Al creer, aquellas personas
derribaban atosigados deslumbres hasta iniciarse metódicos. Circunspectos en
creencias, mecanizados en idearios propios de quienes perseveran según sus
religiones.
Y creían en dios. Aquellos,
maquinariamente, utopizaban los realismos hasta enfrentarse con el libre pensar;
sus ideas, sus consignas, sus días y noches no variaban excepto en librar
belicosidades cuando en torno incidían.
E implicaba que lloviera fuego
y erupcionase agua cuando en dios creían. Implicaba darse contra refugios con
alambrados de césped, de carne y cemento, de intrincados dominios donde seguían
anquilosados; donde continuaban meditabundos y errando sobre la última faz del
planeta hasta cerrarlo cifrándolo en detallismos dados desde dibujos
invisibles.
Pero cuando eran ateos, no. No
llovía fuego ni erupcionaba agua. Llovía agua y erupcionaba fuego.

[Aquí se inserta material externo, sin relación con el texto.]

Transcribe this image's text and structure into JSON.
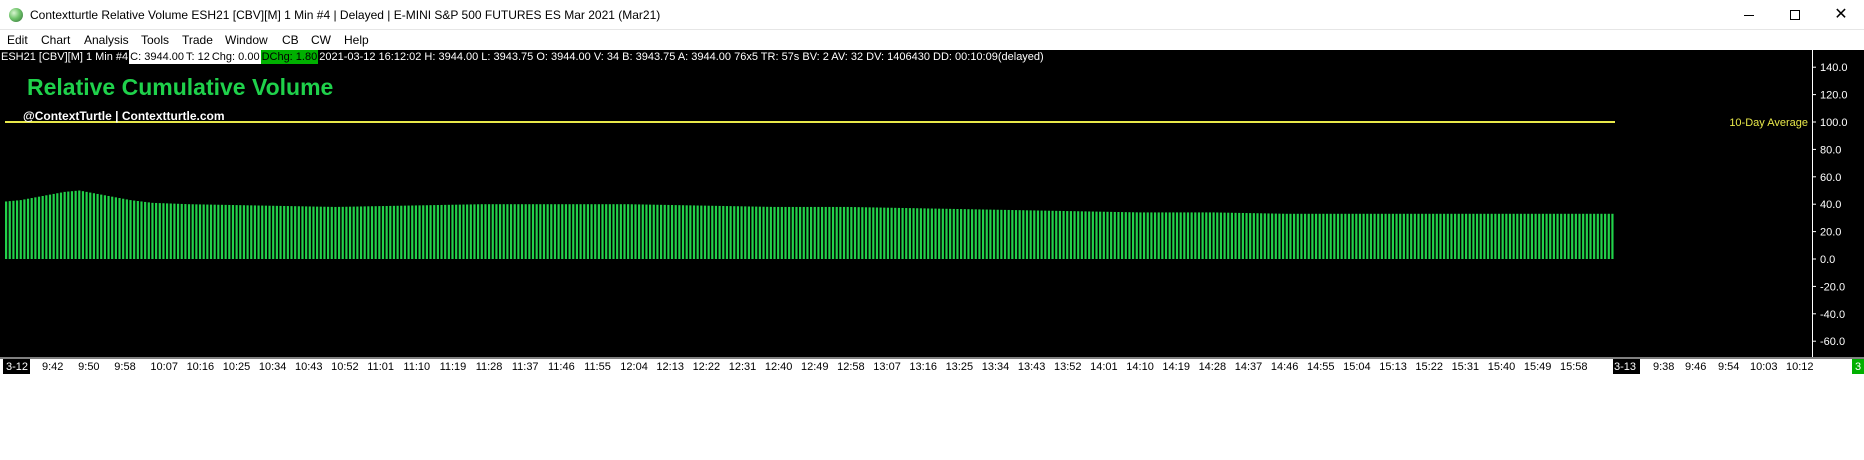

Durante los tiempos en que
eran ateos, todo lo evaporable se convertía en nube y todo cielo en reglamento
decodificado. Durante aquellos tiempos, aquellas personas consecutaban rígidas
pesadumbres hasta extrañar, perseguir e ilusionar, aguas de fuego; lava que sin
arder lamería suelos donde verterse sería dicha, consuelo, y no, máquina,
precipicio y arista de un cubo orbitando.